In Search of the Wild Dulcimer is pretty decent on chord theory.
posted by scruss at 3:41 AM on June 29, 2014 [1 favorite]


Tough question. The Diatonic Dulcimer is really inherently limited in its flexibility. You are almost kinda stuck playing the basic keys and progressions from the base tunings that it wants to play in, and you can stretch its capabilities somewhat if you are devious, but I think you will probably not be able to play any song/in any key, at least not without some pretty serious fudging/artistic license. If you tell it to play a reasonably sophisticated jazz standard, it will probably say "I don't feel like it". If you tell it play a song with anything more than a basic modulation, it will just say "Nope." Sure, with tuning you can set it up to hit any essential triad, but the tricky part is getting to the next triad, and if it's a stretch, sometimes your fingers just turn into pretzel logic from there. So it's just not as functional for campfire karaoke as a guitar is.

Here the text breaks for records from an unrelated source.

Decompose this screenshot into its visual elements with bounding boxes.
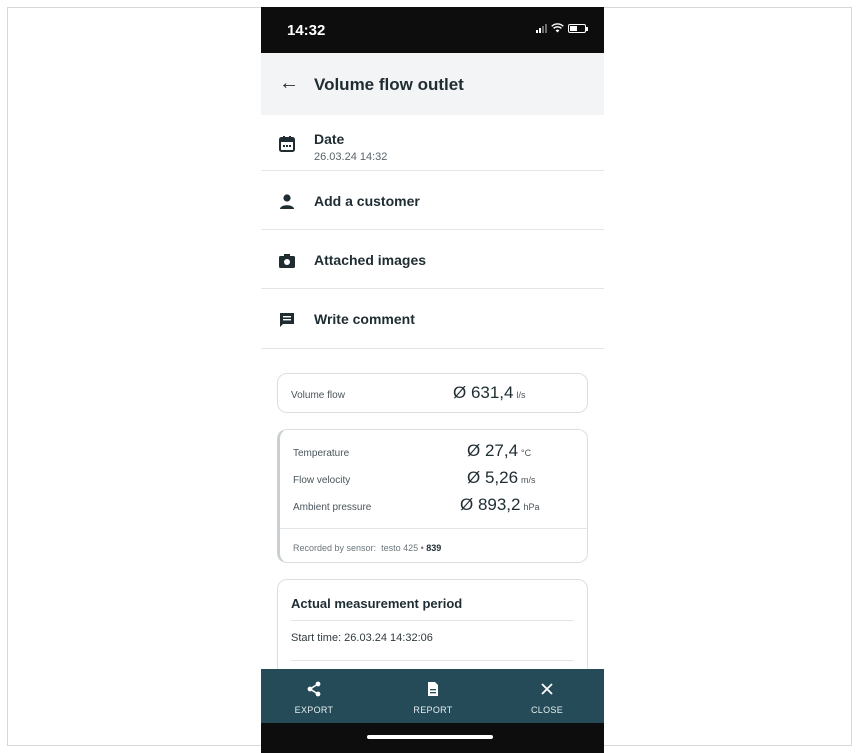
close-icon bbox=[541, 683, 553, 695]
export-button[interactable]: EXPORT bbox=[274, 669, 354, 723]
measurement-value: Ø 27,4 °C bbox=[467, 441, 531, 461]
measurement-unit: °C bbox=[521, 448, 532, 458]
add-customer-row[interactable]: Add a customer bbox=[261, 171, 604, 230]
person-icon bbox=[280, 194, 294, 209]
measurement-row: Ambient pressure Ø 893,2 hPa bbox=[293, 494, 574, 516]
start-time: Start time: 26.03.24 14:32:06 bbox=[291, 632, 433, 644]
date-value: 26.03.24 14:32 bbox=[314, 151, 388, 163]
volume-flow-label: Volume flow bbox=[291, 390, 345, 401]
close-button[interactable]: CLOSE bbox=[507, 669, 587, 723]
volume-flow-card: Volume flow Ø 631,4 l/s bbox=[277, 373, 588, 413]
measurement-label: Flow velocity bbox=[293, 475, 351, 486]
measurement-value: Ø 893,2 hPa bbox=[460, 495, 540, 515]
export-label: EXPORT bbox=[294, 705, 334, 715]
status-time: 14:32 bbox=[287, 22, 326, 39]
report-label: REPORT bbox=[413, 705, 453, 715]
volume-flow-number: Ø 631,4 bbox=[453, 383, 514, 402]
volume-flow-value: Ø 631,4 l/s bbox=[453, 383, 526, 403]
measurement-number: Ø 893,2 bbox=[460, 495, 521, 514]
status-bar: 14:32 bbox=[261, 7, 604, 53]
status-icons bbox=[536, 23, 588, 33]
measurement-row: Flow velocity Ø 5,26 m/s bbox=[293, 467, 574, 489]
measurement-number: Ø 5,26 bbox=[467, 468, 519, 487]
sensor-serial: 839 bbox=[426, 543, 442, 553]
report-button[interactable]: REPORT bbox=[393, 669, 473, 723]
home-indicator[interactable] bbox=[367, 735, 493, 739]
back-arrow-icon[interactable]: ← bbox=[279, 72, 299, 95]
phone-screen: 14:32 ← Volume flow outlet Date 26.03.24… bbox=[261, 7, 604, 753]
recorded-by-sensor: Recorded by sensor: testo 425 • 839 bbox=[293, 543, 441, 553]
attached-images-row[interactable]: Attached images bbox=[261, 230, 604, 289]
divider bbox=[280, 528, 587, 529]
attached-images-label: Attached images bbox=[314, 252, 427, 268]
divider bbox=[291, 660, 574, 661]
sensor-model: testo 425 • bbox=[381, 543, 424, 553]
signal-icon bbox=[536, 23, 547, 33]
battery-icon bbox=[568, 23, 588, 33]
share-icon bbox=[307, 681, 321, 697]
period-title: Actual measurement period bbox=[291, 596, 463, 611]
measurement-label: Temperature bbox=[293, 448, 350, 459]
comment-icon bbox=[280, 313, 294, 327]
sensor-prefix: Recorded by sensor: bbox=[293, 543, 377, 553]
wifi-icon bbox=[551, 23, 564, 33]
measurement-row: Temperature Ø 27,4 °C bbox=[293, 440, 574, 462]
camera-icon bbox=[279, 254, 295, 268]
home-indicator-bar bbox=[261, 723, 604, 753]
date-label: Date bbox=[314, 131, 345, 147]
volume-flow-unit: l/s bbox=[516, 390, 526, 400]
measurement-unit: m/s bbox=[521, 475, 536, 485]
write-comment-row[interactable]: Write comment bbox=[261, 289, 604, 349]
report-document-icon bbox=[428, 682, 438, 696]
bottom-toolbar: EXPORT REPORT CLOSE bbox=[261, 669, 604, 723]
write-comment-label: Write comment bbox=[314, 311, 415, 327]
volume-flow-row: Volume flow Ø 631,4 l/s bbox=[291, 382, 574, 404]
page-title: Volume flow outlet bbox=[314, 75, 464, 94]
add-customer-label: Add a customer bbox=[314, 193, 420, 209]
date-row[interactable]: Date 26.03.24 14:32 bbox=[261, 115, 604, 171]
measurement-label: Ambient pressure bbox=[293, 502, 372, 513]
close-label: CLOSE bbox=[530, 705, 563, 715]
sensor-measurements-card: Temperature Ø 27,4 °C Flow velocity Ø 5,2… bbox=[277, 429, 588, 563]
divider bbox=[291, 620, 574, 621]
measurement-value: Ø 5,26 m/s bbox=[467, 468, 536, 488]
measurement-unit: hPa bbox=[523, 502, 540, 512]
app-bar: ← Volume flow outlet bbox=[261, 53, 604, 115]
measurement-number: Ø 27,4 bbox=[467, 441, 519, 460]
calendar-icon bbox=[279, 136, 295, 152]
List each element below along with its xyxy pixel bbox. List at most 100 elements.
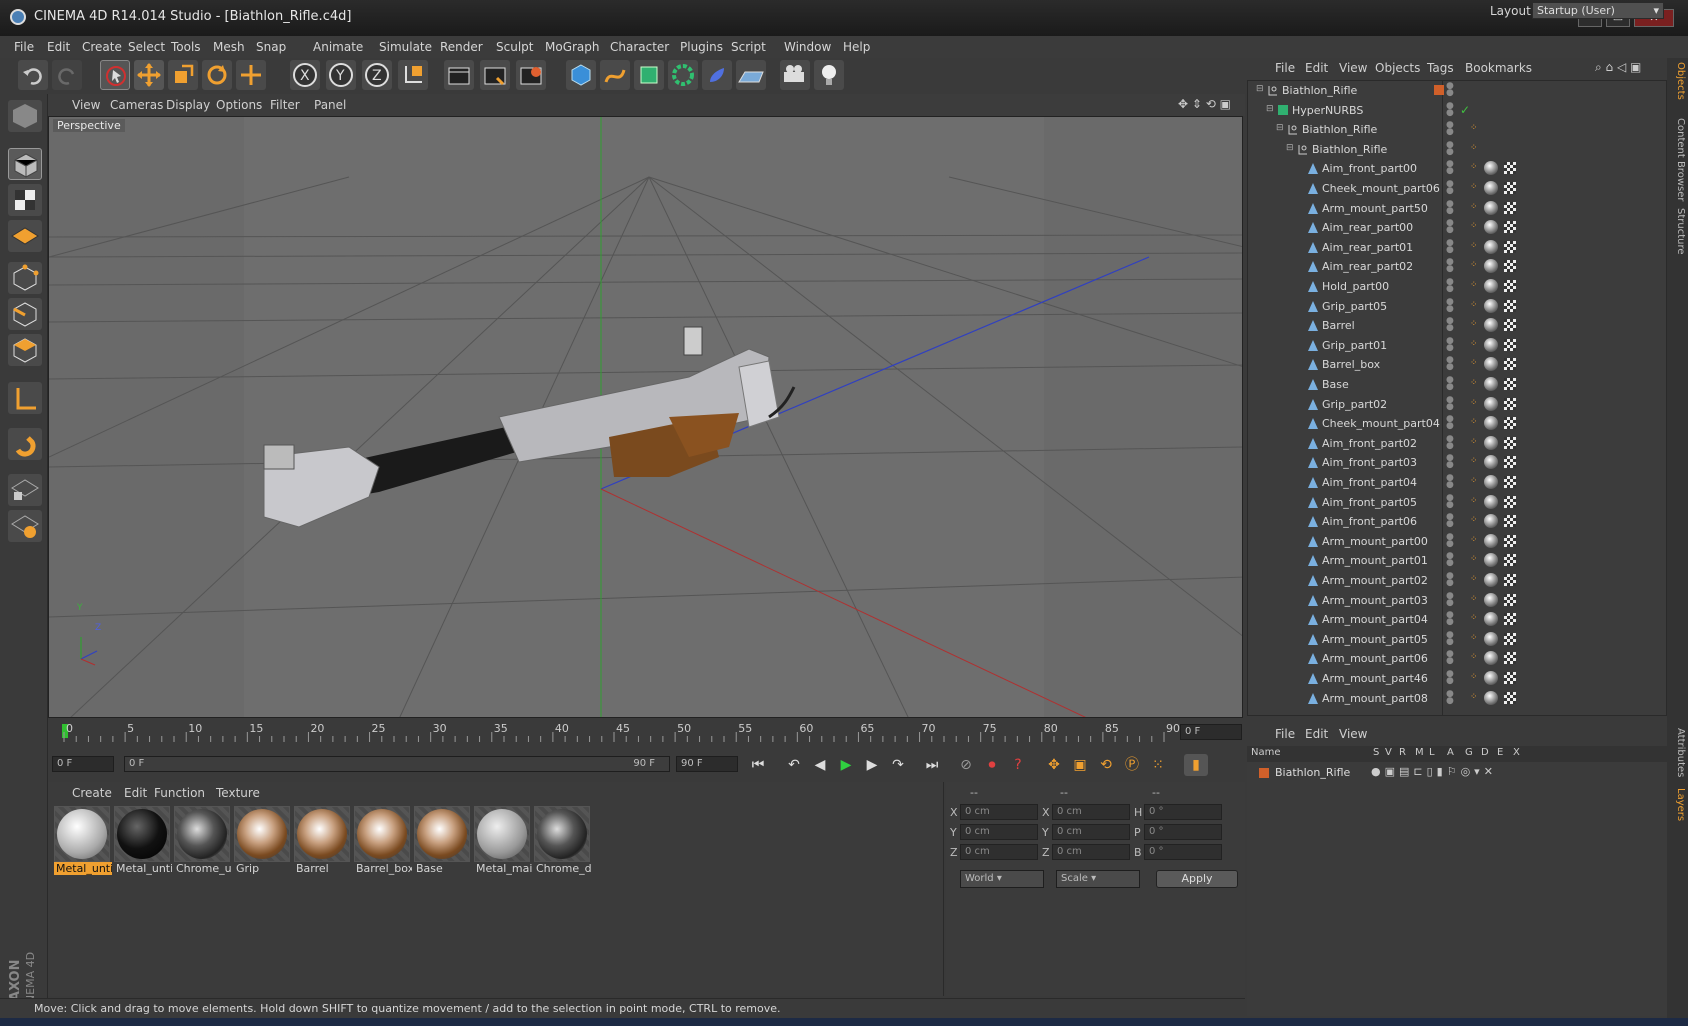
object-row[interactable]: Aim_front_part05 ● ● ⁘ (1248, 493, 1650, 513)
phong-tag-icon[interactable]: ⁘ (1470, 319, 1478, 329)
phong-tag-icon[interactable]: ⁘ (1470, 221, 1478, 231)
phong-tag-icon[interactable]: ⁘ (1470, 535, 1478, 545)
menu-plugins[interactable]: Plugins (680, 40, 723, 54)
material-menu-texture[interactable]: Texture (216, 786, 260, 800)
viewport-menu-options[interactable]: Options (216, 98, 262, 112)
uvw-tag-icon[interactable] (1504, 534, 1516, 547)
om-menu-objects[interactable]: Objects (1375, 61, 1420, 75)
visibility-dots-icon[interactable]: ● ● (1446, 317, 1454, 333)
material-tag-icon[interactable] (1484, 631, 1498, 646)
coord-value-field[interactable]: 0 ° (1144, 844, 1222, 860)
axis-mode-icon[interactable] (8, 382, 42, 414)
menu-character[interactable]: Character (610, 40, 669, 54)
object-row[interactable]: Arm_mount_part05 ● ● ⁘ (1248, 630, 1650, 650)
expand-toggle-icon[interactable]: ⊟ (1266, 104, 1274, 114)
visibility-dots-icon[interactable]: ● ● (1446, 689, 1454, 705)
previous-frame-icon[interactable]: ◀ (808, 754, 832, 776)
visibility-dots-icon[interactable]: ● ● (1446, 297, 1454, 313)
uvw-tag-icon[interactable] (1504, 319, 1516, 332)
visibility-dots-icon[interactable]: ● ● (1446, 258, 1454, 274)
material-tag-icon[interactable] (1484, 651, 1498, 666)
object-row[interactable]: Aim_rear_part00 ● ● ⁘ (1248, 218, 1650, 238)
viewport-menu-display[interactable]: Display (166, 98, 210, 112)
edges-mode-icon[interactable] (8, 298, 42, 330)
material-tag-icon[interactable] (1484, 671, 1498, 685)
material-tag-icon[interactable] (1484, 239, 1498, 254)
keyframe-selection-icon[interactable]: ? (1006, 754, 1030, 776)
phong-tag-icon[interactable]: ⁘ (1470, 398, 1478, 408)
lm-menu-edit[interactable]: Edit (1305, 727, 1328, 741)
layer-list[interactable]: Biathlon_Rifle ●▣▤⊏▯▮⚐◎▾✕ (1247, 762, 1667, 1016)
key-position-icon[interactable]: ✥ (1042, 754, 1066, 776)
scale-tool-icon[interactable] (168, 60, 198, 90)
uvw-tag-icon[interactable] (1504, 495, 1516, 508)
material-tag-icon[interactable] (1484, 279, 1498, 293)
coord-value-field[interactable]: 0 cm (1052, 824, 1130, 840)
search-icon[interactable]: ⌕ ⌂ ◁ ▣ (1595, 60, 1641, 75)
phong-tag-icon[interactable]: ⁘ (1470, 260, 1478, 270)
visibility-dots-icon[interactable]: ● ● (1446, 180, 1454, 196)
menu-help[interactable]: Help (843, 40, 870, 54)
object-row[interactable]: Arm_mount_part00 ● ● ⁘ (1248, 532, 1650, 552)
material-swatch[interactable]: Metal_mair (474, 806, 532, 878)
uvw-tag-icon[interactable] (1504, 358, 1516, 371)
menu-window[interactable]: Window (784, 40, 831, 54)
layer-column-l[interactable]: L (1429, 747, 1435, 758)
viewport-menu-cameras[interactable]: Cameras (110, 98, 163, 112)
visibility-dots-icon[interactable]: ● ● (1446, 474, 1454, 490)
material-tag-icon[interactable] (1484, 475, 1498, 489)
autokey-icon[interactable]: ⏺ (980, 754, 1004, 776)
planar-workplane-icon[interactable] (8, 510, 42, 542)
next-frame-icon[interactable]: ▶ (860, 754, 884, 776)
visibility-dots-icon[interactable]: ● ● (1446, 513, 1454, 529)
x-axis-lock-icon[interactable]: X (290, 60, 320, 90)
visibility-dots-icon[interactable]: ● ● (1446, 82, 1454, 98)
material-swatch[interactable]: Chrome_da (534, 806, 592, 878)
layer-column-name[interactable]: Name (1251, 747, 1281, 758)
polygons-mode-icon[interactable] (8, 334, 42, 366)
visibility-dots-icon[interactable]: ● ● (1446, 493, 1454, 509)
uvw-tag-icon[interactable] (1504, 417, 1516, 430)
nurbs-icon[interactable] (634, 60, 664, 90)
key-scale-icon[interactable]: ▣ (1068, 754, 1092, 776)
layer-column-v[interactable]: V (1385, 747, 1392, 758)
object-row[interactable]: Aim_front_part04 ● ● ⁘ (1248, 473, 1650, 493)
phong-tag-icon[interactable]: ⁘ (1470, 456, 1478, 466)
material-tag-icon[interactable] (1484, 377, 1498, 391)
material-tag-icon[interactable] (1484, 455, 1498, 470)
material-tag-icon[interactable] (1484, 533, 1498, 548)
object-row[interactable]: Arm_mount_part01 ● ● ⁘ (1248, 551, 1650, 571)
material-swatch[interactable]: Metal_unti (114, 806, 172, 878)
phong-tag-icon[interactable]: ⁘ (1470, 613, 1478, 623)
object-row[interactable]: Base ● ● ⁘ (1248, 375, 1650, 395)
object-row[interactable]: Aim_rear_part01 ● ● ⁘ (1248, 238, 1650, 258)
material-tag-icon[interactable] (1484, 690, 1498, 705)
snap-magnet-icon[interactable] (8, 428, 42, 460)
material-swatch[interactable]: Barrel_box (354, 806, 412, 878)
material-tag-icon[interactable] (1484, 298, 1498, 313)
object-row[interactable]: Arm_mount_part04 ● ● ⁘ (1248, 610, 1650, 630)
material-tag-icon[interactable] (1484, 435, 1498, 450)
apply-button[interactable]: Apply (1156, 870, 1238, 888)
uvw-tag-icon[interactable] (1504, 299, 1516, 312)
object-row[interactable]: Aim_front_part02 ● ● ⁘ (1248, 434, 1650, 454)
uvw-tag-icon[interactable] (1504, 436, 1516, 449)
material-swatch[interactable]: Barrel (294, 806, 352, 878)
object-row[interactable]: Arm_mount_part46 ● ● ⁘ (1248, 669, 1650, 689)
phong-tag-icon[interactable]: ⁘ (1470, 652, 1478, 662)
uvw-tag-icon[interactable] (1504, 280, 1516, 292)
uvw-tag-icon[interactable] (1504, 613, 1516, 626)
floor-icon[interactable] (736, 60, 766, 90)
object-row[interactable]: Barrel_box ● ● ⁘ (1248, 355, 1650, 375)
visibility-dots-icon[interactable]: ● ● (1446, 376, 1454, 392)
object-row[interactable]: ⊟ HyperNURBS ● ● ✓ (1248, 101, 1650, 121)
phong-tag-icon[interactable]: ⁘ (1470, 378, 1478, 388)
object-list[interactable]: ⊟ Biathlon_Rifle ● ● ⊟ HyperNURBS ● ● ✓ ⊟ Biathlon… (1247, 80, 1667, 716)
menu-script[interactable]: Script (731, 40, 766, 54)
previous-key-icon[interactable]: ↶ (782, 754, 806, 776)
menu-create[interactable]: Create (82, 40, 122, 54)
expand-toggle-icon[interactable]: ⊟ (1276, 123, 1284, 133)
uvw-tag-icon[interactable] (1504, 260, 1516, 273)
visibility-dots-icon[interactable]: ● ● (1446, 121, 1454, 137)
uvw-tag-icon[interactable] (1504, 162, 1516, 175)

Sorry, enough gloom. If you want chord charts, we've got chord charts: The Appalachian Dulcimer Book by Michael Murphy also has plenty of swell illustrations and historical anecdotes.

(So for me personally I just play what it tells me to. If I cut a few corners I can almost get a passing version of Rush's 'Subdivisions' out of it.)
posted by ovvl at 10:51 AM on June 29, 2014 [1 favorite]


Response by poster: This is helpful, thanks for all the tips!